My typical recommendation for all integration techniques question: for the first step check if the ${f'(x)}$ formulas. For part (a) of the question they almost do, so the trick for the question is to "force" ${f'(x)}$ via addition/subtraction and splitting up into two integrals. The second integral is then done via factorization/completing the square.

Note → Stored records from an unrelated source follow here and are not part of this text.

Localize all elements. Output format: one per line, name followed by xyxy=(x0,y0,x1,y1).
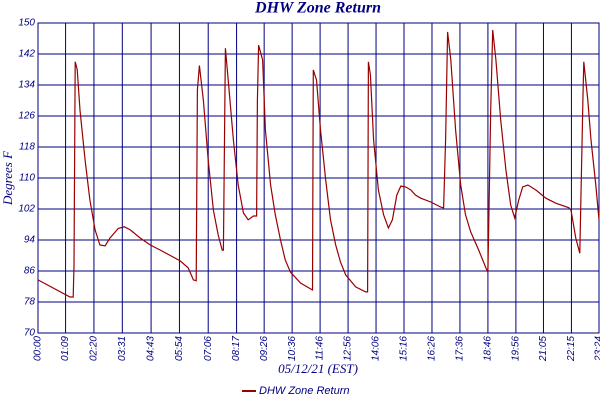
y-tick-label: 102 xyxy=(18,204,35,215)
y-tick-label: 94 xyxy=(24,235,36,246)
x-tick-label: 21:05 xyxy=(538,336,549,362)
x-tick-label: 04:43 xyxy=(146,336,157,361)
legend-label: DHW Zone Return xyxy=(259,385,349,397)
x-axis-label: 05/12/21 (EST) xyxy=(278,361,358,376)
x-tick-label: 09:26 xyxy=(259,336,270,361)
data-line xyxy=(37,29,600,298)
y-tick-label: 86 xyxy=(24,266,36,277)
x-tick-label: 07:06 xyxy=(203,336,214,361)
y-tick-label: 126 xyxy=(18,111,35,122)
y-tick-label: 118 xyxy=(19,142,35,153)
plot-border xyxy=(37,22,600,334)
x-tick-label: 12:56 xyxy=(343,336,354,361)
x-tick-label: 23:24 xyxy=(594,336,600,362)
x-tick-label: 05:54 xyxy=(174,336,185,361)
x-tick-label: 19:56 xyxy=(511,336,522,361)
y-tick-label: 134 xyxy=(18,80,35,91)
y-axis-label: Degrees F xyxy=(0,150,15,206)
y-tick-label: 110 xyxy=(19,173,35,184)
x-tick-label: 18:46 xyxy=(483,336,494,361)
y-tick-label: 78 xyxy=(24,297,36,308)
x-tick-label: 11:46 xyxy=(315,336,326,361)
y-tick-label: 70 xyxy=(24,328,36,339)
x-tick-label: 01:09 xyxy=(60,336,71,361)
x-tick-label: 16:26 xyxy=(427,336,438,361)
x-tick-label: 02:20 xyxy=(89,336,100,361)
x-tick-label: 14:06 xyxy=(371,336,382,361)
x-tick-label: 08:17 xyxy=(231,336,242,361)
y-tick-label: 150 xyxy=(18,18,35,29)
x-tick-label: 03:31 xyxy=(117,336,128,361)
x-tick-label: 10:36 xyxy=(287,336,298,361)
x-tick-label: 00:00 xyxy=(33,336,44,361)
x-tick-label: 22:15 xyxy=(566,336,577,362)
y-tick-label: 142 xyxy=(18,49,35,60)
x-tick-label: 17:36 xyxy=(455,336,466,361)
x-tick-label: 15:16 xyxy=(399,336,410,361)
chart-title: DHW Zone Return xyxy=(254,0,381,17)
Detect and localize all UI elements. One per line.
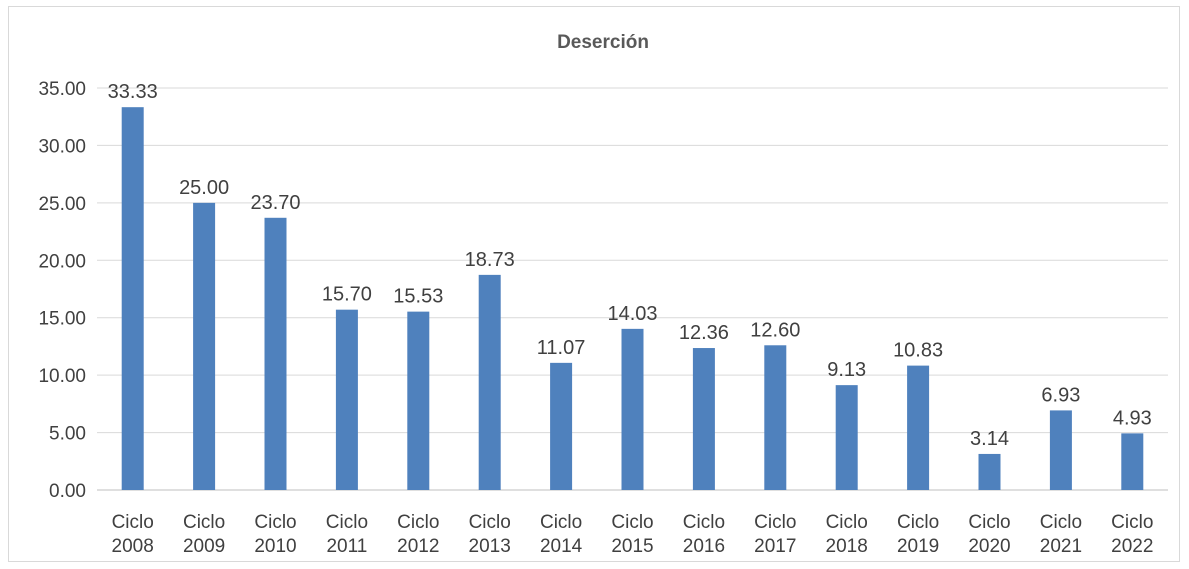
y-tick-label: 10.00 — [38, 366, 86, 387]
bar — [550, 362, 573, 490]
y-tick-label: 20.00 — [38, 251, 86, 272]
data-label: 14.03 — [607, 303, 657, 325]
y-tick-label: 0.00 — [49, 481, 86, 502]
bar — [692, 348, 715, 490]
bar — [1049, 410, 1072, 490]
category-label: Ciclo 2008 — [112, 512, 154, 557]
data-label: 9.13 — [827, 359, 866, 381]
category-label: Ciclo 2019 — [897, 512, 939, 557]
bar — [978, 453, 1001, 490]
data-label: 12.60 — [750, 319, 800, 341]
bar — [764, 345, 787, 490]
y-tick-label: 30.00 — [38, 136, 86, 157]
bar — [264, 217, 287, 490]
data-label: 4.93 — [1113, 407, 1152, 429]
y-axis-ticks: 0.00 5.00 10.00 15.00 20.00 25.00 30.00 35.00 — [38, 79, 86, 502]
y-tick-label: 25.00 — [38, 194, 86, 215]
category-label: Ciclo 2010 — [254, 512, 296, 557]
bars — [121, 107, 1144, 490]
data-label: 10.83 — [893, 340, 943, 362]
data-label: 25.00 — [179, 177, 229, 199]
bar — [835, 385, 858, 490]
category-label: Ciclo 2011 — [326, 512, 368, 557]
category-label: Ciclo 2009 — [183, 512, 225, 557]
data-label: 12.36 — [679, 322, 729, 344]
bar — [621, 328, 644, 490]
category-labels: Ciclo 2008 Ciclo 2009 Ciclo 2010 Ciclo 2011 Cicl… — [112, 512, 1154, 557]
y-tick-label: 35.00 — [38, 79, 86, 100]
y-tick-label: 5.00 — [49, 424, 86, 445]
category-label: Ciclo 2016 — [683, 512, 725, 557]
category-label: Ciclo 2017 — [754, 512, 796, 557]
category-label: Ciclo 2014 — [540, 512, 583, 557]
category-label: Ciclo 2021 — [1040, 512, 1082, 557]
category-label: Ciclo 2013 — [469, 512, 511, 557]
category-label: Ciclo 2022 — [1111, 512, 1153, 557]
bar — [1121, 433, 1144, 490]
data-label: 3.14 — [970, 428, 1009, 450]
data-label: 18.73 — [465, 249, 515, 271]
bar — [121, 107, 144, 490]
category-label: Ciclo 2020 — [968, 512, 1010, 557]
bar — [907, 365, 930, 490]
data-label: 11.07 — [537, 337, 586, 359]
chart-title: Deserción — [557, 32, 649, 53]
data-label: 15.70 — [322, 284, 372, 306]
bar — [407, 311, 430, 490]
bar — [478, 274, 501, 490]
bar — [193, 202, 216, 490]
category-label: Ciclo 2012 — [397, 512, 439, 557]
data-label: 33.33 — [108, 81, 158, 103]
data-label: 6.93 — [1041, 384, 1080, 406]
bar — [335, 309, 358, 490]
data-label: 15.53 — [393, 286, 443, 308]
data-label: 23.70 — [250, 192, 300, 214]
data-labels: 33.33 25.00 23.70 15.70 15.53 18.73 11.07 14.03… — [108, 81, 1152, 450]
category-label: Ciclo 2018 — [826, 512, 868, 557]
category-label: Ciclo 2015 — [611, 512, 653, 557]
y-tick-label: 15.00 — [38, 309, 86, 330]
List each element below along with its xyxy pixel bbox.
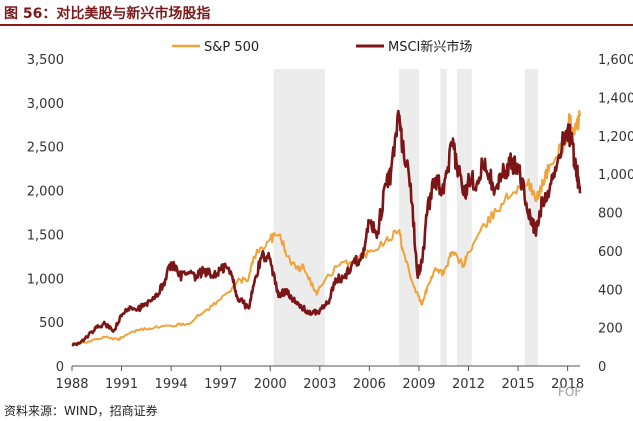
x-tick-label: 1988 [55, 377, 88, 392]
title-rule [0, 24, 633, 26]
x-tick-label: 2000 [254, 377, 287, 392]
y-left-tick-label: 0 [56, 360, 64, 375]
y-left-tick-label: 3,500 [27, 53, 64, 68]
x-tick-label: 2012 [452, 377, 485, 392]
y-left-tick-label: 2,500 [27, 141, 64, 156]
shaded-period [440, 69, 448, 366]
y-right-tick-label: 1,400 [598, 91, 633, 106]
x-tick-label: 1991 [105, 377, 138, 392]
legend: S&P 500 MSCI新兴市场 [172, 39, 472, 55]
x-tick-label: 2015 [502, 377, 535, 392]
legend-sp500-label: S&P 500 [204, 40, 259, 55]
msci-line [71, 109, 582, 347]
x-tick-label: 2006 [353, 377, 386, 392]
source-note: 资料来源：WIND，招商证券 [4, 404, 158, 418]
shaded-period [273, 69, 325, 366]
y-left-tick-label: 1,500 [27, 228, 64, 243]
sp500-line [71, 109, 581, 346]
x-tick-label: 2003 [303, 377, 336, 392]
legend-msci-label: MSCI新兴市场 [388, 39, 472, 55]
x-tick-label: 1994 [155, 377, 188, 392]
y-right-tick-label: 400 [598, 283, 623, 298]
x-tick-label: 2018 [551, 377, 584, 392]
y-right-tick-label: 200 [598, 322, 623, 337]
y-left-tick-label: 3,000 [27, 97, 64, 112]
x-tick-label: 2009 [402, 377, 435, 392]
y-right-tick-label: 800 [598, 207, 623, 222]
shaded-period [399, 69, 419, 366]
x-tick-label: 1997 [204, 377, 237, 392]
chart-title: 图 56：对比美股与新兴市场股指 [4, 6, 211, 22]
y-right-tick-label: 600 [598, 245, 623, 260]
y-right-tick-label: 0 [598, 360, 606, 375]
y-left-tick-label: 2,000 [27, 185, 64, 200]
y-right-tick-label: 1,600 [598, 53, 633, 68]
y-left-tick-label: 1,000 [27, 272, 64, 287]
y-right-tick-label: 1,200 [598, 130, 633, 145]
watermark-text: FOF [558, 385, 582, 399]
y-left-tick-label: 500 [39, 316, 64, 331]
shaded-period [456, 69, 472, 366]
y-right-tick-label: 1,000 [598, 168, 633, 183]
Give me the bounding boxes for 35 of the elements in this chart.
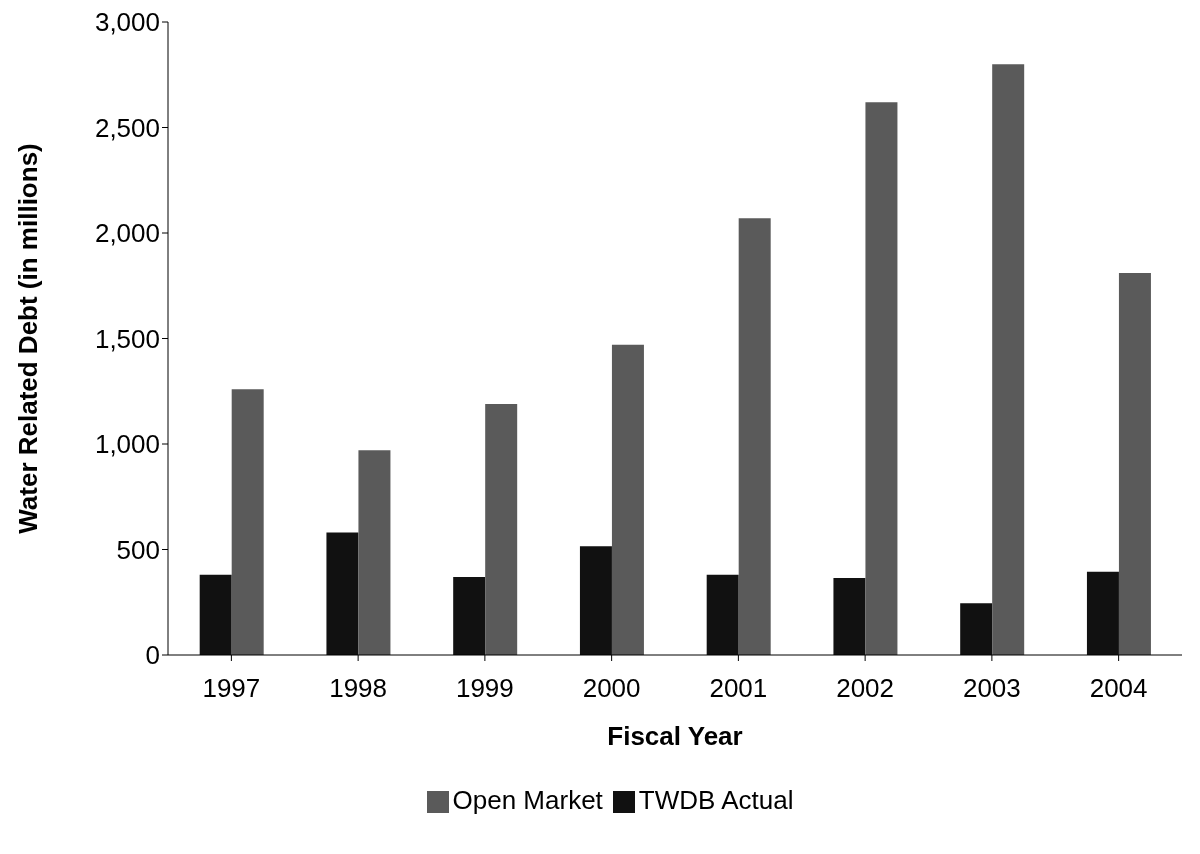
- bar: [579, 546, 612, 655]
- bar: [453, 576, 486, 655]
- y-tick-label: 500: [116, 534, 160, 565]
- x-tick-label: 1997: [202, 673, 261, 704]
- bar: [1086, 571, 1119, 655]
- bar: [960, 603, 993, 655]
- bar: [199, 574, 232, 655]
- bar: [833, 577, 866, 655]
- bar: [358, 450, 391, 655]
- bar: [231, 389, 264, 655]
- bar: [992, 64, 1025, 655]
- y-tick-label: 3,000: [94, 7, 160, 38]
- legend-label: Open Market: [452, 785, 603, 815]
- bar: [611, 344, 644, 655]
- legend-label: TWDB Actual: [638, 785, 794, 815]
- x-tick-label: 2004: [1089, 673, 1148, 704]
- x-tick-label: 2003: [962, 673, 1021, 704]
- y-tick-label: 2,000: [94, 218, 160, 249]
- x-axis-title: Fiscal Year: [607, 721, 743, 751]
- bar: [706, 574, 739, 655]
- y-tick-label: 1,500: [94, 323, 160, 354]
- bar: [1118, 273, 1151, 655]
- x-tick-label: 1998: [329, 673, 388, 704]
- x-tick-label: 1999: [455, 673, 514, 704]
- bar: [865, 102, 898, 655]
- y-axis-title: Water Related Debt (in millions): [13, 143, 44, 534]
- y-tick-label: 2,500: [94, 112, 160, 143]
- bar: [738, 218, 771, 655]
- x-tick-label: 2001: [709, 673, 768, 704]
- bar: [326, 532, 359, 655]
- y-tick-label: 0: [145, 640, 160, 671]
- x-tick-label: 2002: [836, 673, 895, 704]
- bar: [485, 403, 518, 655]
- y-tick-label: 1,000: [94, 429, 160, 460]
- x-tick-label: 2000: [582, 673, 641, 704]
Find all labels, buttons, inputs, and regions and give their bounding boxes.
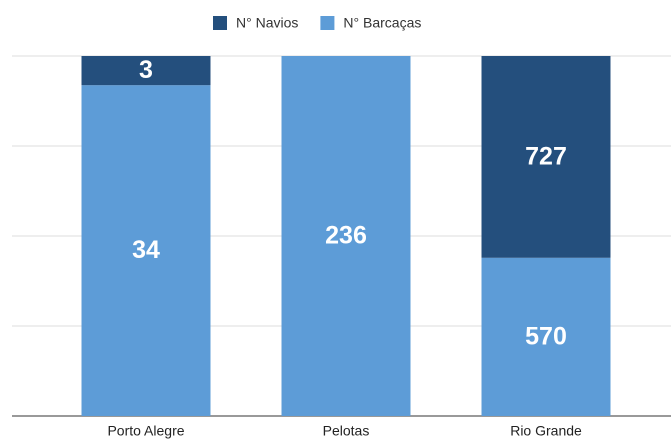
data-label: 236 [325, 222, 367, 250]
legend-label: N° Navios [236, 15, 298, 31]
x-tick-label: Porto Alegre [107, 423, 184, 439]
bar-segment [481, 257, 611, 416]
x-tick-label: Pelotas [323, 423, 370, 439]
bar-segment [81, 56, 211, 86]
bar-segment [281, 56, 411, 416]
legend-label: N° Barcaças [343, 15, 421, 31]
data-label: 727 [525, 143, 567, 171]
data-label: 3 [139, 56, 153, 84]
x-tick-label: Rio Grande [510, 423, 582, 439]
legend-swatch [320, 16, 335, 30]
bar-segment [81, 85, 211, 417]
data-label: 570 [525, 323, 567, 351]
data-label: 34 [132, 236, 160, 264]
bar-segment [481, 56, 611, 258]
legend-swatch [213, 16, 227, 30]
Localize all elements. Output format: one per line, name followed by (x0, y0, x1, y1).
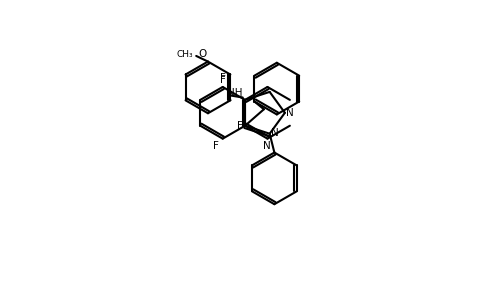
Text: NH: NH (227, 87, 243, 98)
Text: F: F (237, 121, 243, 131)
Text: N: N (286, 108, 294, 118)
Text: N: N (263, 141, 270, 151)
Text: F: F (220, 75, 226, 85)
Text: F: F (220, 73, 226, 83)
Text: CH₃: CH₃ (176, 50, 193, 59)
Text: O: O (199, 49, 207, 59)
Text: F: F (213, 141, 219, 151)
Text: N: N (271, 128, 279, 138)
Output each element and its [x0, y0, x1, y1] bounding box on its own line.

Part (b) tests on the integration of modulus functions. It doesn't come out that often (last seen in 2011 paper 1 question 5), but it's definitely in most notes/tutorials, where the trick is to split up the integral based on when the function within the modulus is positive/negative. Thereafter don't forget to use the result from part (a).